São Paulo

Daniel Senise, Skylight, 2017, monotype on cotton on aluminum, 98 3/8 × 118 1/8".

Daniel Senise, Skylight, 2017, monotype on cotton on aluminum, 98 3/8 × 118 1/8".

Daniel Senise

Daniel Senise, Skylight, 2017, monotype on cotton on aluminum, 98 3/8 × 118 1/8".

Brazilian artist Daniel Senise is often referred to as a painter, despite his use of many different mediums since he began making artwork in the 1980s. Senise has painted a great deal, of course; he was trained in the practice (after earning a degree in engineering), and the term painting accurately describes most of the work he made early in his career. But as his oeuvre has developed, it’s become clear that the core of his art lies not in a medium that defines what he does, but in the impetus to experiment and decipher ways of seeing and constructing images. In doing so, he works through concepts and draws on some elements that are inherent to painting, such as composition, perspective, and color, but his art is not constrained by painting’s qualitative limitations.  

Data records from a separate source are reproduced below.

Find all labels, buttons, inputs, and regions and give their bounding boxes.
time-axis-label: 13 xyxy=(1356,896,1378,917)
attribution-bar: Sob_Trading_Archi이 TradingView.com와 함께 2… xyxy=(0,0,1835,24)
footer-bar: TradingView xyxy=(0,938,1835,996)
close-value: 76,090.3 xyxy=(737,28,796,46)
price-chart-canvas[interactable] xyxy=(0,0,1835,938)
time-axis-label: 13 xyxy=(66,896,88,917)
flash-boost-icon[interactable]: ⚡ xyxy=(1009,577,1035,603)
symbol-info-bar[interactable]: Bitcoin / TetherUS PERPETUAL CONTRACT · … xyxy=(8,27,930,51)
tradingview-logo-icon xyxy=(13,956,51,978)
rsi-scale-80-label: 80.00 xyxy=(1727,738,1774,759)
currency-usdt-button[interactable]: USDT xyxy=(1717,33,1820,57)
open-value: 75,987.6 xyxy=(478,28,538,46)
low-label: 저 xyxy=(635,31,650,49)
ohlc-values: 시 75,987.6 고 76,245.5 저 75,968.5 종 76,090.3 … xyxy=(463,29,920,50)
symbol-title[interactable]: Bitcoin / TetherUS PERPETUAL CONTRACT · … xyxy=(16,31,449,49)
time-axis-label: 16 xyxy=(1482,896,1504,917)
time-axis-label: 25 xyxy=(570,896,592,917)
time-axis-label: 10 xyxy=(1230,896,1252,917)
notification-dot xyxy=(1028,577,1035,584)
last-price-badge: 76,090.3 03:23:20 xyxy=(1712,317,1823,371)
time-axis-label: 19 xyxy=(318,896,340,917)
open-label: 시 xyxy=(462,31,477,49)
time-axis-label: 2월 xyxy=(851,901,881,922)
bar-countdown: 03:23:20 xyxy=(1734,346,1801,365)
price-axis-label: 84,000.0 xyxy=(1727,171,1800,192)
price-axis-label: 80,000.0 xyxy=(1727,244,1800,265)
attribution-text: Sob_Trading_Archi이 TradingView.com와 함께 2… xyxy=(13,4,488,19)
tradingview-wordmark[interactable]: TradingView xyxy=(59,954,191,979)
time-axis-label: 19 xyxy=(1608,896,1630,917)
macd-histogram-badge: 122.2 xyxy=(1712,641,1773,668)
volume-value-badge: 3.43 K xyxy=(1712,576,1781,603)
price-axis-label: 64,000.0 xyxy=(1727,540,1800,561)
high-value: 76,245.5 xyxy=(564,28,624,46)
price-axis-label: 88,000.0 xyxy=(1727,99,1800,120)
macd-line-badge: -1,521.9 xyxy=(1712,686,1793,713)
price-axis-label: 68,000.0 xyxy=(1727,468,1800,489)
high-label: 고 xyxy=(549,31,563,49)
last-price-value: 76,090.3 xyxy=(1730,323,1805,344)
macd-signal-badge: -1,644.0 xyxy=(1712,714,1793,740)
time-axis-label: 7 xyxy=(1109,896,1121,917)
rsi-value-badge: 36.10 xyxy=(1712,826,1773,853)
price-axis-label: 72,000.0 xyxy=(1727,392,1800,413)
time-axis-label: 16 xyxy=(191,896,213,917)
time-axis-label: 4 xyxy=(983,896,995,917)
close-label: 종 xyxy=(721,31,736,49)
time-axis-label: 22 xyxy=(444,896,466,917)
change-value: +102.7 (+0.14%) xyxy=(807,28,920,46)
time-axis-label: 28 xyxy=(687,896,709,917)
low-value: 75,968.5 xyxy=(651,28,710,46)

In his most recent show, curated by Brett Littman, executive director of the Drawing Center in New York, Senise exhibited eleven pieces, all referred to on the checklist as monotypes. The works were dominated by earthy and gray tones interspersed with whites, and made from cutout fabric imprints of surfaces (predominantly floors and walls) assembled and glued onto white aluminum panels. Five of the eleven wall-hung pieces were exhibited in the gallery’s main room. The fabrics used to make them came from the artist’s archive of surface imprints compiled over many years. Apart from Night Studio, 2017––which depicts a deconstructed indoor space with a window through which shines a light in the sky––the works in the main room revealed large uncovered areas of the rectangular white metal panels onto which the sections of cloths were glued. These white areas carried markings—scratches and incisions––that were the result of the artist slicing into the fabric to shape and remove sections of it, at times while making the works that were on display, but at other times by using one or another of these boards as a worktable for the production of other pieces. In a sense, these markings are also imprints of the artist’s changes and choices over the years.

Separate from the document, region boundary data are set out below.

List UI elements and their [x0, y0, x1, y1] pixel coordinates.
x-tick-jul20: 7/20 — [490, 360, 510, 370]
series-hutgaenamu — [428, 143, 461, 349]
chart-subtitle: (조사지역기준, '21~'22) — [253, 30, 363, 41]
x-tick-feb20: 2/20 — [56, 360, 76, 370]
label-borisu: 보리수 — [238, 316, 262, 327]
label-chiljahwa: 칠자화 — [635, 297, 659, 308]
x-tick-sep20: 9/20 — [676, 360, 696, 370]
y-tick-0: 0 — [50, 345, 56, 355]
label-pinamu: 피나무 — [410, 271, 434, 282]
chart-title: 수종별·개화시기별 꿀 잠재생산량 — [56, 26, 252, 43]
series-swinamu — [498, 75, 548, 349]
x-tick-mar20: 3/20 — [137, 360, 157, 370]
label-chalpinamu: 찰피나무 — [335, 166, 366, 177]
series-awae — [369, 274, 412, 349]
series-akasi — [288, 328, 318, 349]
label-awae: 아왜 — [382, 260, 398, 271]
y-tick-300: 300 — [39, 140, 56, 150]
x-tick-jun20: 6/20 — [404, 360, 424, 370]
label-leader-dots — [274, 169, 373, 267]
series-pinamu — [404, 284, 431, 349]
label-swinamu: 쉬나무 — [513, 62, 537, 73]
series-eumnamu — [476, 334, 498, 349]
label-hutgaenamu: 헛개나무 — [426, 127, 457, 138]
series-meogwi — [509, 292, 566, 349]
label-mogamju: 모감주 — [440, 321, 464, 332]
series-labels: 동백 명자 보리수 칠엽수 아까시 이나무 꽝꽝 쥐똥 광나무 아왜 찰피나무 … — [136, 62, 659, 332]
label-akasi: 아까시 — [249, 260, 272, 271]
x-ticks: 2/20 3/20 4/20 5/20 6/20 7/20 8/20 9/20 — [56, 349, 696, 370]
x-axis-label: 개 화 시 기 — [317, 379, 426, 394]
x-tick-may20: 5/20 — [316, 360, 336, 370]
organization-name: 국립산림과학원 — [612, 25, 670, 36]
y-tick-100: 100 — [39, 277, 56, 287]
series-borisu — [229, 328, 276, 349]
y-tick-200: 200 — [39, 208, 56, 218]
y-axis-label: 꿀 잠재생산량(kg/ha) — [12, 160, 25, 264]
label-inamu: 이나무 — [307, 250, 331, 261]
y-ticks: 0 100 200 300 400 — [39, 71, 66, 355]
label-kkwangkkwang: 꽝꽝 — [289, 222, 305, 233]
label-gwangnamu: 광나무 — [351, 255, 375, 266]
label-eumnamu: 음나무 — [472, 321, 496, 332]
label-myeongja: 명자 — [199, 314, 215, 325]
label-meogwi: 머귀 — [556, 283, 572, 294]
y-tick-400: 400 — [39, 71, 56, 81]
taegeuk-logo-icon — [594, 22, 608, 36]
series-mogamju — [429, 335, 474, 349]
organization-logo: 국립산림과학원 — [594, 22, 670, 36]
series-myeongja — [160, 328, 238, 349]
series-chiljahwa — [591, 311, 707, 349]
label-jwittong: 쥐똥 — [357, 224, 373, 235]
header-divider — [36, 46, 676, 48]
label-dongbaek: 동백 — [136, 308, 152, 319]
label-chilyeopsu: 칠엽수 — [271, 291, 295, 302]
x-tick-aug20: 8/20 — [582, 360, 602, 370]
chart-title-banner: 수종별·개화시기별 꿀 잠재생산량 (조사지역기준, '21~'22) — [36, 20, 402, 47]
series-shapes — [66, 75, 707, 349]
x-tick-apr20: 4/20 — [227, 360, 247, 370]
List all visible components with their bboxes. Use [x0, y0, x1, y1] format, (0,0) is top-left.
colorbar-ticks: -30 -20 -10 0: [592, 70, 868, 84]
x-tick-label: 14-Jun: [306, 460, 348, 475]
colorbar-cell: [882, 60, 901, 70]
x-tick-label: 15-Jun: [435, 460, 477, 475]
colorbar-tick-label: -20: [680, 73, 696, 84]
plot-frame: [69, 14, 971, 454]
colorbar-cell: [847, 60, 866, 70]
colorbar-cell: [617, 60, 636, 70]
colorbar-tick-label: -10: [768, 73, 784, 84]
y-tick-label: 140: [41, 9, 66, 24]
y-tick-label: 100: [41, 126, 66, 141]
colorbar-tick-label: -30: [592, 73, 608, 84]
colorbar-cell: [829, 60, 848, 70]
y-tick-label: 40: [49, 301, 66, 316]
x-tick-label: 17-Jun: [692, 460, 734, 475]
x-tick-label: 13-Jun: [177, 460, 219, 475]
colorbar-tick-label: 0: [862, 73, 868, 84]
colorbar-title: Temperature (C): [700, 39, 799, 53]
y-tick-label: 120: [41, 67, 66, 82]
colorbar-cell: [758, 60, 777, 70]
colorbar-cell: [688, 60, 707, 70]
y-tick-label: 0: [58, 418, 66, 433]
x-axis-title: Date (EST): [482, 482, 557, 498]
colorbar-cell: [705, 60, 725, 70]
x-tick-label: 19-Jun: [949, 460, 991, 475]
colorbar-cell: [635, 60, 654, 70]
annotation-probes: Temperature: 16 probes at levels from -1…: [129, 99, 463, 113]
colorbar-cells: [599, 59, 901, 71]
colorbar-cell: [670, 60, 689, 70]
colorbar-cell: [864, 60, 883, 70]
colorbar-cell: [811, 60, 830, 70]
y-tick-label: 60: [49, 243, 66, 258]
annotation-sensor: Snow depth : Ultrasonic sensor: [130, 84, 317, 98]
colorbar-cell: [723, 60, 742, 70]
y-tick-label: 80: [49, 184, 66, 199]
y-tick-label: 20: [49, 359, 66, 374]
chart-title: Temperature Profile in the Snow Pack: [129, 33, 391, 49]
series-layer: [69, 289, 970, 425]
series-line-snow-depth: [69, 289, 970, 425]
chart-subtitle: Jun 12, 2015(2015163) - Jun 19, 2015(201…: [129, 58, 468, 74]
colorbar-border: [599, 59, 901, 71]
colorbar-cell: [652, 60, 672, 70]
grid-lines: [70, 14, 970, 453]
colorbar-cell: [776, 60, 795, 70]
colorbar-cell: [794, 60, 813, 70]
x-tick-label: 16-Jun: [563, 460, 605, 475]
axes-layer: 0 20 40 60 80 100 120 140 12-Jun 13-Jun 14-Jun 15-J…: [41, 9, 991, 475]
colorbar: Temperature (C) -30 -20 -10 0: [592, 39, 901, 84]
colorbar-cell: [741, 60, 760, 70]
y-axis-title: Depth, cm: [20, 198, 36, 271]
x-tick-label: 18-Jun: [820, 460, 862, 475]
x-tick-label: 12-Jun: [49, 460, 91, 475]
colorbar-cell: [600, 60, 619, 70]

Senise’s creative process was also at the core of other artworks in the show. The title of Night Studio, of course, recalls the space of production; Skylight, 2017, shows a deconstructed space that somehow appears to be neither indoors nor outdoors, despite its predominant and easily identifiable grid-derived structures, such as a staircase, a bookshelf, and the skylight that names it, which the artist told me refers to the one in his actual studio space. In A Floresta do Livre Arbítrio (The Forest of Free Will), 2016, which speaks to the plurality of choices an artist faces, what stands out most is a rectangular worktable at the forefront of the picture plane, made from different sections of imprinted fabrics.

Three alluring smaller works from the series “Biógrafo” (Biographer), 2013–, made after the death of the artist’s father, hung in a side space in the gallery. These are characterized by a preeminent rectangle at their center; in Biógrafo LXXXIV, 2016, for example, a lighter-toned rectangle of a parquet floor imprint fuses with a darker-toned imprint of a similar floor. This use of a primary rectangle speaks to Billboard, 2017, exhibited in the gallery’s main room, in which the rectangular shape of the eponymous plane is surrounded by smaller, also rectangular sections of imprinted fabrics, displayed vertically like an array of samples, organized in a grid format much like the pages from art books used in Senise’s earlier “Skira” series, 2009–10. 

The repeated rectangles featured in Senise’s work reminded one of bricks––basic blocks for constructions––and were, of course, a typical shape of the planes on which wall-hung art is traditionally presented. They were a reminder, as well, of how Senise continuously explores the constructive nature and process of imagemaking, whatever the medium or subject matter.